I know a Taiwanese guy who is in his late 30s, who makes about 50,000 a month. He lives with mom and dad and does exactly what I said above. His expenses each month add up to no more than 7,000 NT. He is able to put 43,000 in the bank every month. He gives his parents a generous red envelope on Chinese New Year, Christmas and their birthdays. The rest of the year he just saves. He has close to 5 million in the bank.
yea its a normal situation unless you were born outside of taipei. and as i said in that case, expenses are still not high (or don’t need to be). one room apartments, gas is cheap and so is public transport. eat at crappy restaurants. i’ve done it myself. i was earning about 10 000 a month when i first got here so i know how it is.
No. That’s what your skillset is worth here. Or more accurately what Taiwan bosses think it is worth. Elsewhere, Ie. China, these same positions, same people, same background are making more than double.
He does have money but he never launched his own life.
So that’s a bit sad. There are many many people I know like that in Taiwan.
Wow thats about 9.6 years of saving 43,000 a month nonstop (assuming he didn’t invest or his parents didn’t give him money). More like 12 years since he has to pay income tax on 50k a month.
Whats the difference? Thats like saying someone teaching a useless skill in one country should make more because they would in another. Jump over to China then, I’ve been offered way more over as well, and i’m certainly not too keen on making the jump over.
it’s not like Taiwanese people don’t know about wages here, are they expecting different if they can do the same thing everyone else in Taiwan can do?
They live in fear that they won’t have enough when they are older, so they do not spend now.
Yes. And in Europe their skillset is worthless, because the companies do different things. So what? The job market is a market like any other. Go into the best market for you. Offer a boss a lot of bang for their buck. Get hired. Improve your offering. Get more money at another job.
Taiwan’s wages are low because the global supply of labor, even skilled labor, far exceeds the demand.
On the other hand, the global demand for innovative products and services—and the ability to create such innovations—far exceeds the supply. That’s the differentiator between high wage and low wage countries—wealth creation due to innovation.
If Taiwan began spawning Facebooks, Amazons, Ubers, Teslas and other “unicorns” its wages and standard of living would rise like an economic tide coming in.

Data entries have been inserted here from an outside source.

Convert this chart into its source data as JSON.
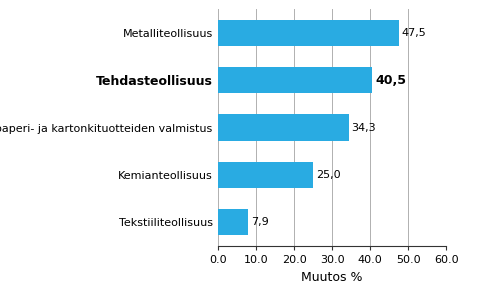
{
  "categories": [
    "Tekstiiliteollisuus",
    "Kemianteollisuus",
    "Paperin, paperi- ja kartonkituotteiden valmistus",
    "Tehdasteollisuus",
    "Metalliteollisuus"
  ],
  "values": [
    7.9,
    25.0,
    34.3,
    40.5,
    47.5
  ],
  "bold_index": 3,
  "bar_color": "#29abe2",
  "xlabel": "Muutos %",
  "xlim": [
    0,
    60
  ],
  "xticks": [
    0,
    10,
    20,
    30,
    40,
    50,
    60
  ],
  "xtick_labels": [
    "0.0",
    "10.0",
    "20.0",
    "30.0",
    "40.0",
    "50.0",
    "60.0"
  ],
  "value_labels": [
    "7,9",
    "25,0",
    "34,3",
    "40,5",
    "47,5"
  ],
  "background_color": "#ffffff",
  "grid_color": "#b0b0b0",
  "label_fontsize": 8,
  "value_fontsize": 8,
  "xlabel_fontsize": 9,
  "bar_height": 0.55
}
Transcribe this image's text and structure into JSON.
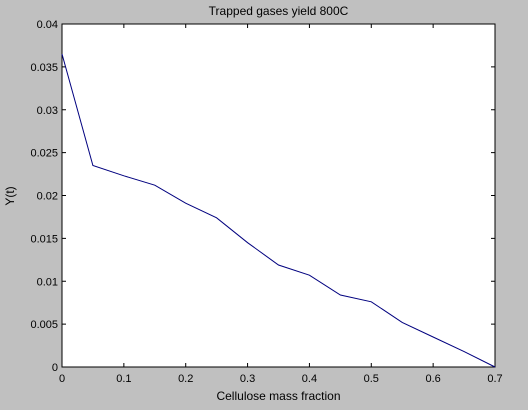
{
  "chart_data": {
    "type": "line",
    "title": "Trapped gases yield 800C",
    "xlabel": "Cellulose mass fraction",
    "ylabel": "Y(t)",
    "xlim": [
      0,
      0.7
    ],
    "ylim": [
      0,
      0.04
    ],
    "grid": false,
    "x_ticks": [
      "0",
      "0.1",
      "0.2",
      "0.3",
      "0.4",
      "0.5",
      "0.6",
      "0.7"
    ],
    "y_ticks": [
      "0",
      "0.005",
      "0.01",
      "0.015",
      "0.02",
      "0.025",
      "0.03",
      "0.035",
      "0.04"
    ],
    "series": [
      {
        "color": "#00007f",
        "x": [
          0,
          0.05,
          0.1,
          0.15,
          0.2,
          0.25,
          0.3,
          0.35,
          0.4,
          0.45,
          0.5,
          0.55,
          0.6,
          0.65,
          0.7
        ],
        "y": [
          0.0365,
          0.0235,
          0.0223,
          0.0212,
          0.0191,
          0.0174,
          0.0145,
          0.0119,
          0.0107,
          0.0084,
          0.0076,
          0.0052,
          0.0035,
          0.0018,
          0.0
        ]
      }
    ]
  }
}
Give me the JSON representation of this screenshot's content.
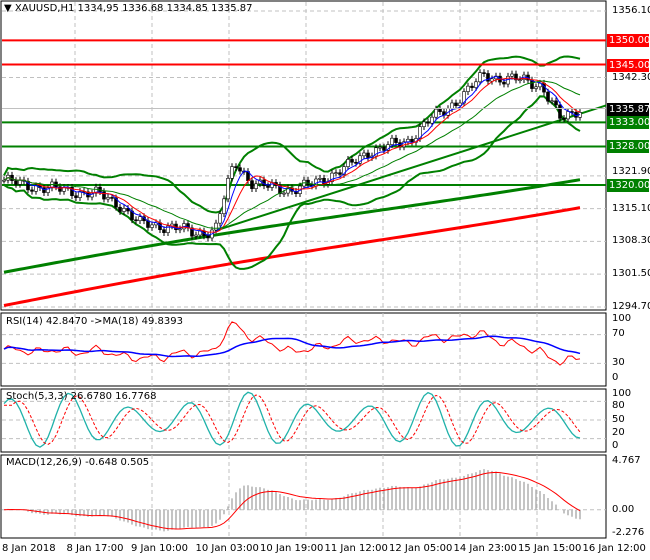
{
  "header": {
    "symbol": "XAUUSD,H1",
    "ohlc": "1334,95 1336.68 1334.85 1335.87"
  },
  "price_axis": [
    "1356.10",
    "1342.30",
    "1321.90",
    "1315.10",
    "1308.30",
    "1301.50",
    "1294.70"
  ],
  "levels": [
    {
      "price": 1350.0,
      "label": "1350.00",
      "color": "#ff0000"
    },
    {
      "price": 1345.0,
      "label": "1345.00",
      "color": "#ff0000"
    },
    {
      "price": 1333.0,
      "label": "1333.00",
      "color": "#008000"
    },
    {
      "price": 1328.0,
      "label": "1328.00",
      "color": "#008000"
    },
    {
      "price": 1320.0,
      "label": "1320.00",
      "color": "#008000"
    }
  ],
  "current": {
    "price": 1335.87,
    "label": "1335.87"
  },
  "rsi": {
    "title": "RSI(14) 42.8470  ->MA(18) 49.8393",
    "axis": [
      "100",
      "70",
      "30",
      "0"
    ]
  },
  "stoch": {
    "title": "Stoch(5,3,3) 26.6780 16.7768",
    "axis": [
      "100",
      "80",
      "50",
      "20",
      "0"
    ]
  },
  "macd": {
    "title": "MACD(12,26,9) -0.648 0.505",
    "axis": [
      "4.767",
      "0.00",
      "-2.276"
    ]
  },
  "time_axis": [
    "8 Jan 2018",
    "8 Jan 17:00",
    "9 Jan 10:00",
    "10 Jan 03:00",
    "10 Jan 19:00",
    "11 Jan 12:00",
    "12 Jan 05:00",
    "14 Jan 23:00",
    "15 Jan 15:00",
    "16 Jan 12:00"
  ],
  "chart_data": {
    "type": "line",
    "title": "XAUUSD,H1",
    "ylim": [
      1294.7,
      1356.1
    ],
    "close": [
      1321,
      1320,
      1319.5,
      1319,
      1318.5,
      1318,
      1316,
      1312,
      1311.7,
      1311,
      1310,
      1310.5,
      1325,
      1320,
      1319.5,
      1319,
      1320,
      1322,
      1324,
      1327,
      1328,
      1329,
      1333,
      1335.6,
      1339,
      1342.8,
      1342,
      1341.8,
      1340.7,
      1333.5,
      1335.87
    ],
    "ma200": [
      1301.9,
      1321.6
    ],
    "ma_red": [
      1295,
      1315.8
    ],
    "trendline": [
      1310.5,
      1336.5
    ]
  }
}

If Taiwan merely raised the price of labor though beyond the global demand for it the demand for that labor would vanish.
Eh, after 45? Anything younger, yes, but very few companies appreciate and pay for skills and experience. In Taiwan, withteh lack of labor rights enforcement, the older you get the greater the danger to be sacked so as not to pay higher salaries/pension/etc.
Yes. But that is the same everywhere, no? If you are not a manager or boss by 45, you will have a tough time and fresh graduates will try to push you out. I am from Western Europe and nobody there hires people aged 50+ if they can avoid it, they get pushed out by the company and the government has to pick up the pieces.
The key is to be prepared for this by parents, school etc and to try and make smart decisions early on.
I dare to sasy no one here, aside from civil servants, is safe fromk being fired anytime, anywhere, for whatever reason.